Ich wartete einen Tag und dann eine Woche, in der ich viel zu oft an ihn dachte. Leider schien das nicht auf Gegenseitigkeit zu beruhen, denn das Telefon blieb stumm.

Man hatte mich abserviert, und ich fühlte mich furchtbar.

„Mach dir nichts draus, Ruby."

Audrey war immer da, wenn ich sie brauchte. Sie mochte mit ihrer wilden Art manchmal übers Ziel hinausschießen, doch das änderte nichts daran, dass sie meine beste Freundin war. Ich hatte mich an diesem Abend selbst bei ihr eingeladen, um mich umfassend trösten zu lassen. Weil ich Liebeskummer hatte, war sogar Layla gekommen.

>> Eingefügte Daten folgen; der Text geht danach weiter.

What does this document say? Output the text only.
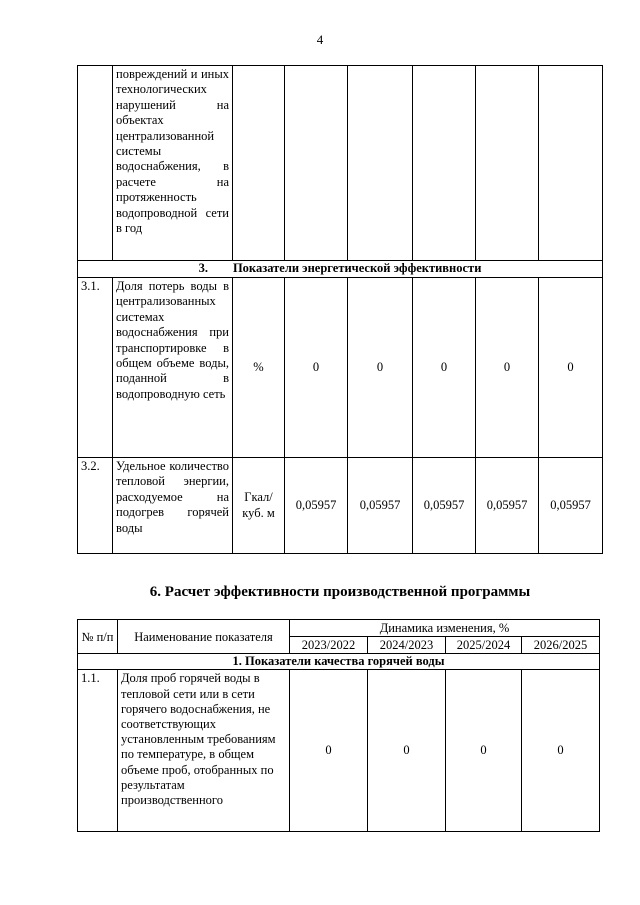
4
	повреждений и иных технологических нарушений на объектах централизованной системы водоснабжения, в расчете на протяженность водопроводной сети в год						
3.        Показатели энергетической эффективности							
3.1.	Доля потерь воды в централизованных системах водоснабжения при транспортировке в общем объеме воды, поданной в водопроводную сеть	%	0	0	0	0	0
3.2.	Удельное количество тепловой энергии, расходуемое на подогрев горячей воды	Гкал/ куб. м	0,05957	0,05957	0,05957	0,05957	0,05957
6. Расчет эффективности производственной программы
№ п/п	Наименование показателя	Динамика изменения, %			
		2023/2022	2024/2023	2025/2024	2026/2025
1. Показатели качества горячей воды					
1.1.	Доля проб горячей воды в тепловой сети или в сети горячего водоснабжения, не соответствующих установленным требованиям по температуре, в общем объеме проб, отобранных по результатам производственного	0	0	0	0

„Ich habe keinen Liebeskummer", sagte ich schnippisch und hielt mich an dem Kübel Eis mit Karamellsoße fest, den ich schon zur Hälfte geleert hatte. Ich mochte dünn sein, aber ich konnte sehr viel essen. Zumindest, wenn es mich nicht kümmerte, ob mir danach übel wurde.

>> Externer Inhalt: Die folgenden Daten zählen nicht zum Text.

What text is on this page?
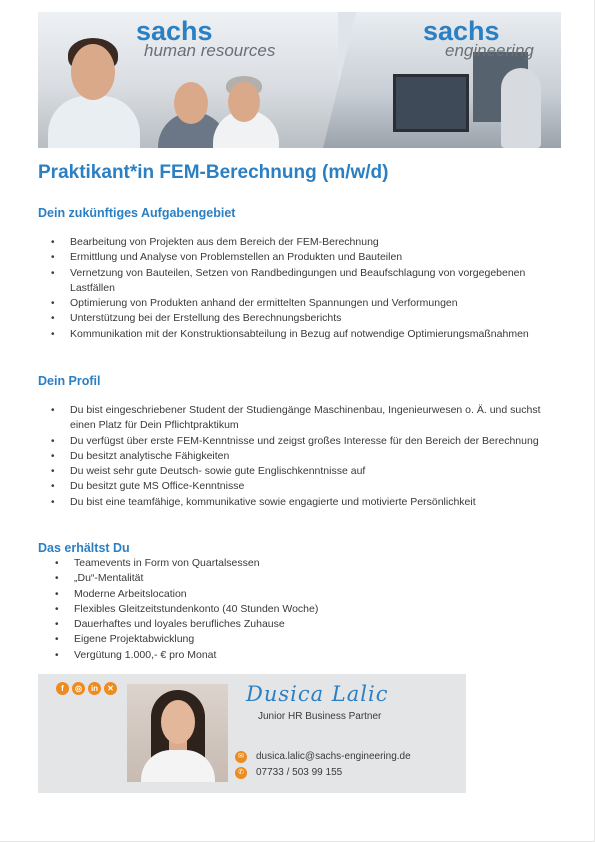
sachs
human resources
sachs
engineering
Praktikant*in FEM-Berechnung (m/w/d)
Dein zukünftiges Aufgabengebiet
• Bearbeitung von Projekten aus dem Bereich der FEM-Berechnung
• Ermittlung und Analyse von Problemstellen an Produkten und Bauteilen
• Vernetzung von Bauteilen, Setzen von Randbedingungen und Beaufschlagung von vorgegebenen Lastfällen
• Optimierung von Produkten anhand der ermittelten Spannungen und Verformungen
• Unterstützung bei der Erstellung des Berechnungsberichts
• Kommunikation mit der Konstruktionsabteilung in Bezug auf notwendige Optimierungsmaßnahmen
Dein Profil
• Du bist eingeschriebener Student der Studiengänge Maschinenbau, Ingenieurwesen o. Ä. und suchst einen Platz für Dein Pflichtpraktikum
• Du verfügst über erste FEM-Kenntnisse und zeigst großes Interesse für den Bereich der Berechnung
• Du besitzt analytische Fähigkeiten
• Du weist sehr gute Deutsch- sowie gute Englischkenntnisse auf
• Du besitzt gute MS Office-Kenntnisse
• Du bist eine teamfähige, kommunikative sowie engagierte und motivierte Persönlichkeit
Das erhältst Du
• Teamevents in Form von Quartalsessen
• „Du“-Mentalität
• Moderne Arbeitslocation
• Flexibles Gleitzeitstundenkonto (40 Stunden Woche)
• Dauerhaftes und loyales berufliches Zuhause
• Eigene Projektabwicklung
• Vergütung 1.000,- € pro Monat
f	◎	in	✕	Dusica Lalic
Junior HR Business Partner
✉	dusica.lalic@sachs-engineering.de
✆	07733 / 503 99 155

„Das musst du ja auch nicht", erwiderte Layla sanft und tätschelte meine Schulter. Sie trug ihren Pyjama, weil sie hier übernachten würde, und hatte ihr kastanienbraunes Haar zusammengeflochten. Audreys Mutter war mal wieder auf Geschäftsreise, deswegen hatten wir das Haus für uns.

„Es tut eben weh, wenn man so stehen gelassen wird. Da wäre jeder traurig", fügte Layla an. Sie fand immer die richtigen Worte für das, was wir nicht ausdrücken konnten. Ich sagte ihr immer, sie solle Autorin werden.

„Ja", antwortete ich zerknirscht. So wenig ich es auch zugeben wollte, so sehr hatte Joshs Verhalten mich getroffen. Zum ersten Mal war ich jemandem begegnet, mit dem ich mir mehr vorstellen konnte, und er verhielt sich ausgerechnet so. Es tat weh, mich an die intensiven Blicke zu erinnern, die wir miteinander getauscht hatten, aber ich war auch eine Frau und deswegen fiel es mir leicht, mich schlecht zu machen. Ich war zu jung für ihn und vielleicht auch nicht hübsch genug, oder möglicherweise hatte er einfach so schlimmen Ärger am Hals, dass ihm in letzter Sekunde eingefallen war, wie leichtsinnig eine Freundin wäre.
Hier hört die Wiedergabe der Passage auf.